The three women were sentenced to two years in a prison colony on charges of “hooliganism motivated by religious hatred” following their anti-Putin “punk prayer” in a Moscow cathedral. Samutsevich was unexpectedly freed by an appeals court on Wednesday after successfully arguing that she did not fully take part in the performance.
“I didn’t expect it,” Samutsevich said, sitting in a central Moscow cafe wearing the same jeans and white sweater she wore to the appeal hearing. At her feet lay a canvas sack and large plastic bag filled with clothes, letters and books. She had just collected her belongings from the southern Moscow detention center that still holds her bandmates Maria Alekhina and Nadezhda Tolokonnikova.
Samutsevich described how the three friends had prepared themselves for prison during the appeal hearing.
“In court, we were talking about how we would go to the prison colony, what it would be like,” she said. “When they took us back into the courtroom, we said: ‘That was a very short deliberation, they probably won’t change the verdict.’”
A panel of three judges deliberated for just 40 minutes before announcing Samutsevich’s release.
She struggled to explain the judges’ thinking.
“Maybe the authorities wanted to imitate the independence of the court system,” she said. “But it is just that — an imitation.”
The case against Pussy Riot was one of the most high-profile political trials in Russia since Putin first came to power 12 years ago. The president has condemned their performance and their name, while Russian Prime Minister Dmitry Medvedev said he was “nauseated” by the group’s action.
Samutsevich said Putin stood behind the decision to prosecute the band.
“Such decisions don’t happen without the president,” she said.
“It was either motivated by personal hate or it was a political step. They’re trying to marginalize us, to say we’re not normal people,” she said. “We were jailed for our political beliefs.”
Pussy Riot formed after Putin announced late last year that he planned to return to the presidency — a move that prompted mounting discontent to spill into the streets with a growing protest movement that vowed to prevent a return to totalitarianism.
The arrest of the three band members in early March was seen as a signal to other protesters. The Duma, Russia’s parliament, has since adopted a series of restrictive laws imposing fines on illegal protests and broadening a law on treason. Samutsevich said she would continue taking part in Pussy Riot’s anonymous performances. She does not worry that she is now recognized, often by people on the street.

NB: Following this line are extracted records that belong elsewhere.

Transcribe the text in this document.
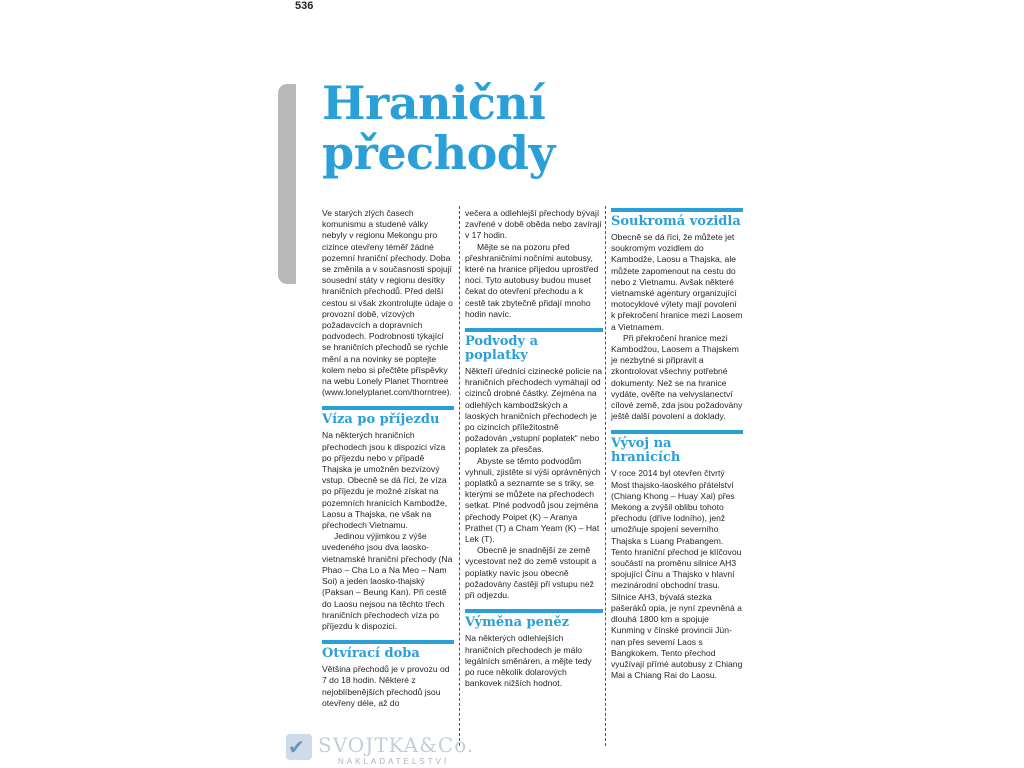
536
Hraniční
přechody

Ve starých zlých časech komunismu a studené války nebyly v regionu Mekongu pro cizince otevřeny téměř žádné pozemní hraniční přechody. Doba se změnila a v současnosti spojují sousední státy v regionu desítky hraničních přechodů. Před delší cestou si však zkontrolujte údaje o provozní době, vízových požadavcích a dopravních podvodech. Podrobnosti týkající se hraničních přechodů se rychle mění a na novinky se poptejte kolem nebo si přečtěte příspěvky na webu Lonely Planet Thorntree (www.lonelyplanet.com/thorntree).

Víza po příjezdu

Na některých hraničních přechodech jsou k dispozici víza po příjezdu nebo v případě Thajska je umožněn bezvízový vstup. Obecně se dá říci, že víza po příjezdu je možné získat na pozemních hranicích Kambodže, Laosu a Thajska, ne však na přechodech Vietnamu.

Jedinou výjimkou z výše uvedeného jsou dva laosko-vietnamské hraniční přechody (Na Phao – Cha Lo a Na Meo – Nam Soi) a jeden laosko-thajský (Paksan – Beung Kan). Při cestě do Laosu nejsou na těchto třech hraničních přechodech víza po příjezdu k dispozici.

Otvírací doba

Většina přechodů je v provozu od 7 do 18 hodin. Některé z nejoblíbenějších přechodů jsou otevřeny déle, až do

večera a odlehlejší přechody bývají zavřené v době oběda nebo zavírají v 17 hodin.

Mějte se na pozoru před přeshraničními nočními autobusy, které na hranice přijedou uprostřed noci. Tyto autobusy budou muset čekat do otevření přechodu a k cestě tak zbytečně přidají mnoho hodin navíc.

Podvody a poplatky

Někteří úředníci cizinecké policie na hraničních přechodech vymáhají od cizinců drobné částky. Zejména na odlehlých kambodžských a laoských hraničních přechodech je po cizincích příležitostně požadován „vstupní poplatek“ nebo poplatek za přesčas.

Abyste se těmto podvodům vyhnuli, zjistěte si výši oprávněných poplatků a seznamte se s triky, se kterými se můžete na přechodech setkat. Plné podvodů jsou zejména přechody Poipet (K) – Aranya Prathet (T) a Cham Yeam (K) – Hat Lek (T).

Obecně je snadnější ze země vycestovat než do země vstoupit a poplatky navíc jsou obecně požadovány častěji při vstupu než při odjezdu.

Výměna peněz

Na některých odlehlejších hraničních přechodech je málo legálních směnáren, a mějte tedy po ruce několik dolarových bankovek nižších hodnot.

Soukromá vozidla

Obecně se dá říci, že můžete jet soukromým vozidlem do Kambodže, Laosu a Thajska, ale můžete zapomenout na cestu do nebo z Vietnamu. Avšak některé vietnamské agentury organizující motocyklové výlety mají povolení k překročení hranice mezi Laosem a Vietnamem.

Při překročení hranice mezi Kambodžou, Laosem a Thajskem je nezbytné si připravit a zkontrolovat všechny potřebné dokumenty. Než se na hranice vydáte, ověřte na velvyslanectví cílové země, zda jsou požadovány ještě další povolení a doklady.

Vývoj na hranicích

V roce 2014 byl otevřen čtvrtý Most thajsko-laoského přátelství (Chiang Khong – Huay Xai) přes Mekong a zvýšil oblibu tohoto přechodu (dříve lodního), jenž umožňuje spojení severního Thajska s Luang Prabangem. Tento hraniční přechod je klíčovou součástí na proměnu silnice AH3 spojující Čínu a Thajsko v hlavní mezinárodní obchodní trasu. Silnice AH3, bývalá stezka pašeráků opia, je nyní zpevněná a dlouhá 1800 km a spojuje Kunming v čínské provincii Jün-nan přes severní Laos s Bangkokem. Tento přechod využívají přímé autobusy z Chiang Mai a Chiang Rai do Laosu.

✔ SVOJTKA&Co.
NAKLADATELSTVÍ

“When a person is in a mask and a dress, she can become anonymous again,” she said.
She thought Russia’s security services would step up their surveillance.
“I must live imagining that everything is listened to, everything is read,” she said.

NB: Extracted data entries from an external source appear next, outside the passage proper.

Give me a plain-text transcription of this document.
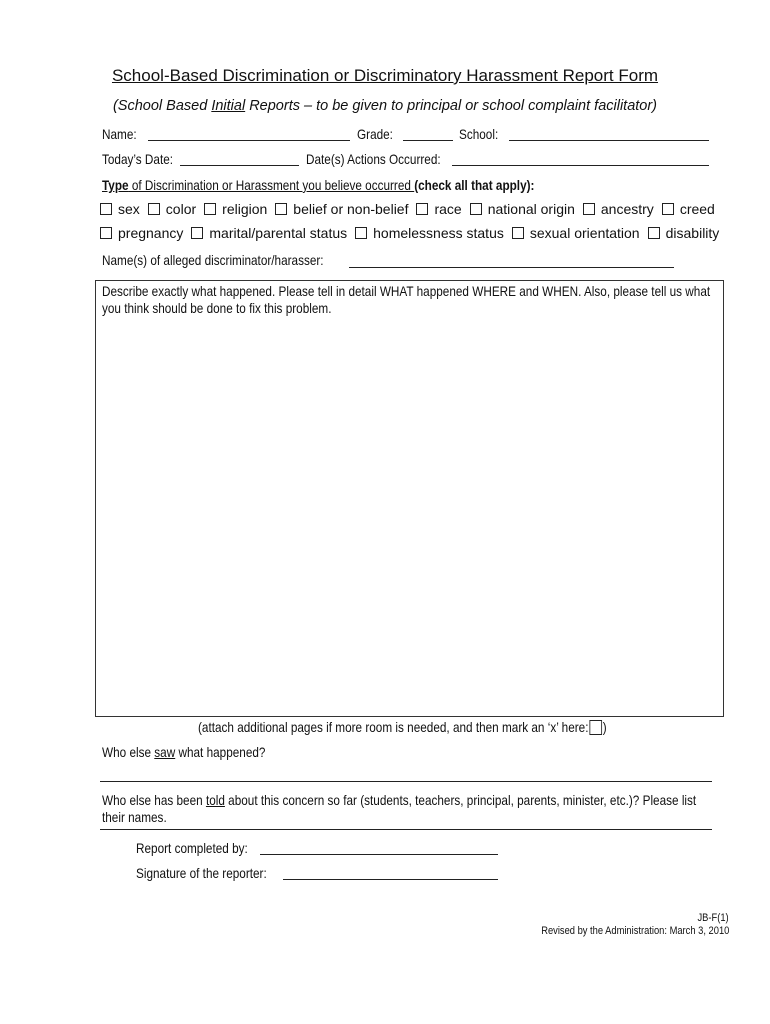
School-Based Discrimination or Discriminatory Harassment Report Form
(School Based Initial Reports – to be given to principal or school complaint facilitator)
Name:	Grade:	School:
Today’s Date:	Date(s) Actions Occurred:
Type of Discrimination or Harassment you believe occurred (check all that apply):
sex color religion belief or non-belief race national origin ancestry creed
pregnancy marital/parental status homelessness status sexual orientation disability
Name(s) of alleged discriminator/harasser:
Describe exactly what happened. Please tell in detail WHAT happened WHERE and WHEN. Also, please tell us what you think should be done to fix this problem.
(attach additional pages if more room is needed, and then mark an ‘x’ here: )
Who else saw what happened?
Who else has been told about this concern so far (students, teachers, principal, parents, minister, etc.)? Please list their names.
Report completed by:
Signature of the reporter:
JB-F(1)
Revised by the Administration: March 3, 2010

Samutsevich said Alekhina and Tolokonnikova were happy with her release.
As they hugged goodbye inside the courtroom’s glass cage, her fellow band members said: “Finally, one of us is free.”
Samutsevich said: “They said: ‘Keep going with the group’ and I said: ‘Of course.’”

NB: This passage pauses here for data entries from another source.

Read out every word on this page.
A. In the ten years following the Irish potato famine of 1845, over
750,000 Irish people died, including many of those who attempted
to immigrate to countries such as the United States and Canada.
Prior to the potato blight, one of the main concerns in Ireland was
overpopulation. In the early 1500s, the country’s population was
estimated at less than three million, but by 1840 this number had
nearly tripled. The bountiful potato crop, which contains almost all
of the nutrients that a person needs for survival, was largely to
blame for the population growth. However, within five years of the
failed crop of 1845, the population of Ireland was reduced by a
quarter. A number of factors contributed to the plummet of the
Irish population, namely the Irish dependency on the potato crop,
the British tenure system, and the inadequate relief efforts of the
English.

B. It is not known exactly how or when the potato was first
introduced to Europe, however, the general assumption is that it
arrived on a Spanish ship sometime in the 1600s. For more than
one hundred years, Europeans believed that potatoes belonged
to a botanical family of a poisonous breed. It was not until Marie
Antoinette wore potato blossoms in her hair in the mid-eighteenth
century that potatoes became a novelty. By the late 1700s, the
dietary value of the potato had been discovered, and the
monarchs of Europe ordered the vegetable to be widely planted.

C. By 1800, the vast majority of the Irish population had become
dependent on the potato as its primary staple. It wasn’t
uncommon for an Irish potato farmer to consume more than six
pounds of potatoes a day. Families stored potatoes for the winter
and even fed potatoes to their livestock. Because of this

Alekhina, 24, and Tolokonnikova, 22, both mothers to young children, are expected to be sent to distant prison colonies to serve the rest of their sentence until March 2014.
“Masha [Alekhina] especially is suffering for her child,” Samutsevich said. “It’s a big blow for her. For Nadya too. They have hardly seen their kids.”
Samutsevich described her seven months in pre-trial detention as a time of cold isolation in which the system exercised “total control.”
Wake-up came at 6am and lights out at 9pm. In between, there were three meals a day — porridge for breakfast, soup or a potato for lunch and porridge or soup for dinner.
Once a week, she was allowed 30 minutes of privacy for a shower. Otherwise, she was led everywhere by a guard. She shared her cell with three women, all charged with economic crimes. They were subjected to random searches, as guards hunted for banned items such as mobile phones.
“That’s what they said, but they always read my letters.” Samutsevich said she would get around a dozen letters a day from supporters.